Housing, employment, campus relations highlight race for alderman

Oswego city alderman candidates are in the thick of a furious finish toward next week’s Election Day, and luckily for Oswego State students, candidates are pledging to focus on numerous topics that affect the city’s college demographic.

Connie Cosmento, incumbent first ward alderman, will be running for her third consecutive term. A former Oswego State student herself, Cosmento believes that college/community relations have been better than ever.

Cosmento said she would like to see the rental houses, which many Oswego State students live in, repaired. One of her goals is to work with the landlords to upgrade the homes they rent out.

"My concern is the condition of the rental properties, not who we rent to," Cosemento said. "[I] want to make it clear to landlords that students want homes, not rental spaces."
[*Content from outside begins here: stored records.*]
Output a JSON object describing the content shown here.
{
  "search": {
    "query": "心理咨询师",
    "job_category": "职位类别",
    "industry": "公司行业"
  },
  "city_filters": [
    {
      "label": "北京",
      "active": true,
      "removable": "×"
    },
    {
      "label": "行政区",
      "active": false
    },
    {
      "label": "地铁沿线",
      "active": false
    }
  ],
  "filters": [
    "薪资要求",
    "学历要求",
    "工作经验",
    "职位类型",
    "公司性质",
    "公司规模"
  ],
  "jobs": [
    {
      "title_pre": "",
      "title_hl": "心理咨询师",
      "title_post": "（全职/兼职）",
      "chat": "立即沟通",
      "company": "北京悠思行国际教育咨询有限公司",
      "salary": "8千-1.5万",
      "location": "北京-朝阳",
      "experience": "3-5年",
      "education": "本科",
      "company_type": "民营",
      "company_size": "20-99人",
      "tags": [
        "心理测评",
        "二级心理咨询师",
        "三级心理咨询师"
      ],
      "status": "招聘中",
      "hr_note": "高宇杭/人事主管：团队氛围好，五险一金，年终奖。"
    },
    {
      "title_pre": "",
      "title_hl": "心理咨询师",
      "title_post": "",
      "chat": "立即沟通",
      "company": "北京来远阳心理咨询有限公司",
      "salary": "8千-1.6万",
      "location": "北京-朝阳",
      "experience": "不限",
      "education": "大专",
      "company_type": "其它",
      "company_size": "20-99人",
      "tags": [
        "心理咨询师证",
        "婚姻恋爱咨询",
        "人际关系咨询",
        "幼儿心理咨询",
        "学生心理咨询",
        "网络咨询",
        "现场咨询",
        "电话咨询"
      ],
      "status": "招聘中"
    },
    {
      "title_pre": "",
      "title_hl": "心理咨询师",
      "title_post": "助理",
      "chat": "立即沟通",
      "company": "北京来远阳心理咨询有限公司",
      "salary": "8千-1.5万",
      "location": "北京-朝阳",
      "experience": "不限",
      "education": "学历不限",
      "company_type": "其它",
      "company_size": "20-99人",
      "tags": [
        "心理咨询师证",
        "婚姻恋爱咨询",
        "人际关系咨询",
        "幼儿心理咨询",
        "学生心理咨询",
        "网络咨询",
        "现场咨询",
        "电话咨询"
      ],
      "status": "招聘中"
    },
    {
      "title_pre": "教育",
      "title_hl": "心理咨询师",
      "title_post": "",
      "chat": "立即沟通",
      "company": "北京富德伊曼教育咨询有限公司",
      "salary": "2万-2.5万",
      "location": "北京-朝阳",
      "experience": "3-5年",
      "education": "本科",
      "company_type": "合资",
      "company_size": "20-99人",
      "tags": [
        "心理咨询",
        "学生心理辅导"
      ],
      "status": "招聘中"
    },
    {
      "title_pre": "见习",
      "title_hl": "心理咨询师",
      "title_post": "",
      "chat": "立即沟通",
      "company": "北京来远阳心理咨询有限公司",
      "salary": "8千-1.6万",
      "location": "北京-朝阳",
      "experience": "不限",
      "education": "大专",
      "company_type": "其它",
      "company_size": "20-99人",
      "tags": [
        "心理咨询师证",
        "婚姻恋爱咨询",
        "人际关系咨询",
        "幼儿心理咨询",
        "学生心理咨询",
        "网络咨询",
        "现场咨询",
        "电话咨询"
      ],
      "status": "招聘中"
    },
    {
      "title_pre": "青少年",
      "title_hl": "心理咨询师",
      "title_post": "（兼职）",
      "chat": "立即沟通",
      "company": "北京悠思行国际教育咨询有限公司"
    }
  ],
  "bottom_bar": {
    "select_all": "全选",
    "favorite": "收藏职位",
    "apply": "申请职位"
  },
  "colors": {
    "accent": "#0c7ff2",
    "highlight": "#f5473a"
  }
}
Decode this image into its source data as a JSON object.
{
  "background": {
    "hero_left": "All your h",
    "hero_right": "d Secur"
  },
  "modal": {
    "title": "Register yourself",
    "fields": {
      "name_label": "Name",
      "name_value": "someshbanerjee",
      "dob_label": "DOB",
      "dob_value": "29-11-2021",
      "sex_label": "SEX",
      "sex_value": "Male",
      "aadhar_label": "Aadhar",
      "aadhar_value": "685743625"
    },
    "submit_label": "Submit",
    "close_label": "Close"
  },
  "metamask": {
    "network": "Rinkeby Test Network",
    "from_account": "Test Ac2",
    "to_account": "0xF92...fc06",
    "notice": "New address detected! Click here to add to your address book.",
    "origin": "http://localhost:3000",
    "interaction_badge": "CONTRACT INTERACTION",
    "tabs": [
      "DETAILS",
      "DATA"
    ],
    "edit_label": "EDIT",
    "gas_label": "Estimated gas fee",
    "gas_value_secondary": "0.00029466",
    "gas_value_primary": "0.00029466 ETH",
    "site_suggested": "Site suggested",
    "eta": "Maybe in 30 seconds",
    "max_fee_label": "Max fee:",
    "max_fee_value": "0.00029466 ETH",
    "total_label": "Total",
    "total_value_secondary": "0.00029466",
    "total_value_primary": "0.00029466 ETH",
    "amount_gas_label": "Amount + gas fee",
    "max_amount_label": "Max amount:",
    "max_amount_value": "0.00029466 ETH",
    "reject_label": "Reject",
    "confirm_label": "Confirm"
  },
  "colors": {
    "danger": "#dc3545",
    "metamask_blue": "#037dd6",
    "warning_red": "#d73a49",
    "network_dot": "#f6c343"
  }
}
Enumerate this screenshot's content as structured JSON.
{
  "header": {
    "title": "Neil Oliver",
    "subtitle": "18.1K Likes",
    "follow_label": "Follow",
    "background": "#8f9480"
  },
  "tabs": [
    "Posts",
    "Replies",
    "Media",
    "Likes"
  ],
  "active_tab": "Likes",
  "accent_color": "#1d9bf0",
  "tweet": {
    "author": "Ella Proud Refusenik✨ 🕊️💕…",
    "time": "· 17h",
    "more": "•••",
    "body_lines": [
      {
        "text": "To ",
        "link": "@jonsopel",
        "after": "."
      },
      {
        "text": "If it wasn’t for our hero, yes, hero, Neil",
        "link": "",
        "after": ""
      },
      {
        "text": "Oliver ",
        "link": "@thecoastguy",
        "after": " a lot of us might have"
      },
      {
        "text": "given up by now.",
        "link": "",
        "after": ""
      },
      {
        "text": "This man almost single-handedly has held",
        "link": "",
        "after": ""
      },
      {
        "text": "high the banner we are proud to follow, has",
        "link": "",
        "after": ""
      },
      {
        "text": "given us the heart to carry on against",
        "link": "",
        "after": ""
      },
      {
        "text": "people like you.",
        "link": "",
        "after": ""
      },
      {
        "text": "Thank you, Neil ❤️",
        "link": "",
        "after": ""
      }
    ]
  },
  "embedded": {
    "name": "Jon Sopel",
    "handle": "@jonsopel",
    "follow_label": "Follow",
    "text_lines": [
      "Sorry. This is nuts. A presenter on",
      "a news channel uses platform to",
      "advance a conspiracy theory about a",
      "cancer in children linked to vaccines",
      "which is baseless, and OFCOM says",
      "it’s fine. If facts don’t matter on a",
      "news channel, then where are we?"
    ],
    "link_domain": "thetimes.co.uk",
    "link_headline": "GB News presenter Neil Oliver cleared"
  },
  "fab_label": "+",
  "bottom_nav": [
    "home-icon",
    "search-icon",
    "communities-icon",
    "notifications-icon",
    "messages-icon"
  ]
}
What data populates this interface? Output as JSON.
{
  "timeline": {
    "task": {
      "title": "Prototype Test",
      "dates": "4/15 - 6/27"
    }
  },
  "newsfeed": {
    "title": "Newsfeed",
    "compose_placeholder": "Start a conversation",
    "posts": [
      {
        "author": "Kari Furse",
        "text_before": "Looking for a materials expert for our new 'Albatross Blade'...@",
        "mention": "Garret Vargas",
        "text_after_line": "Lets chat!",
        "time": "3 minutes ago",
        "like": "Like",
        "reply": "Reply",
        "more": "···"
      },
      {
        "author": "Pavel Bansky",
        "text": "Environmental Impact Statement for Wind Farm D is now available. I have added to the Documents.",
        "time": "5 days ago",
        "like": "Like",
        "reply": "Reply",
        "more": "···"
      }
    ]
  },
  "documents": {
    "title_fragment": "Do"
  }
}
Cosmento would also like to extend the use of the waterfront.

"I would like to see more areas for fishing added and just an area for residents to sit and enjoy," she said.

Cosmento is currently the only democrat that serves on the council.

"I have a philosophy that you get voted out, not in," Cosmento said. "If I’ve done my job I’ll get reelected."

Jay Scanlon, who last served on the council in 2004-2005, is running against Cosmento. One of the issues he would like to address is the safety of pedestrians on the cross streets, where speeding typically takes place.

"To help pedestrians, I’d like to see some four-way stop signs," Scanlon said.

While Scanlon said that the relationship between the college and community is good, he acknowledged that noise can be a problem when students return to the first ward from the bars downtown.

"[I’m] trying to be a good mediator between students and community members when problems arise," Scanlon said. He would like to involve University Police with patrolling vicinities close to the college.

Like Cosmento, Scanlon would like to see an increased usage of the downtown area, notably the walkway, which he said hasn’t been used to it’s potential.

"I would love to see us light it [walkway] up with some nice lights along the river," Scanlon said.

Scanlon, a republican with the independent line "vote for all", said he is running to give back to the Oswego community.

"I’m a lifelong resident," he said. "I love this city."

Miles Becker, also an Oswego State alum, will be running for alderman for the third ward. One of the major challenges that faces the city, he said, is employment. He would like to see factories come to Oswego to provide jobs for residents.

"The kids are leaving the state, the city," Becker said. "We need help from Albany and Washington. They need to remember that there’s other parts of the state that need stimulus too."

Becker, a Vietnam veteran who currently works in the city, would like to see communication between the college and community continue. "We need to communicate constantly," he said.

While Becker, a Republican, wants students to have a good time and enjoy their education, he said that students need to be more neighborly.

"I don’t want the students to rip up the neighborhood," Becker said.

Cathy Santos, associate provost for multicultural opportunities and programs, is running as a democrat for the third ward. The issues she hopes to address are housing and code enforcement, the economy, programs for Oswego’s youth, and the budget.

"I would like to initiate ‘Community Voice’ forums where city residents and stakeholder can come together to share ideas, develop action plans, and be more involved at the grass roots level," Santos said in an e-mail.

Santos thinks that the relationship between the college and the community has improved over the years because of opportunities where the college and city work together.

"Continued dialogue is important, seeking grant opportunities for new opportunities that involve both the college and the community, such as sustainability initiatives, new small businesses and youth program development,"

Santos said. Santos would also like to see the council work closer with county and state politicians to solve issues that impact the city.

"Voters are responsible citizens who will make those distinctions and decisions about the differences between the candidates and will decide who they want as their representative for the future of the city of Oswego," Santos said.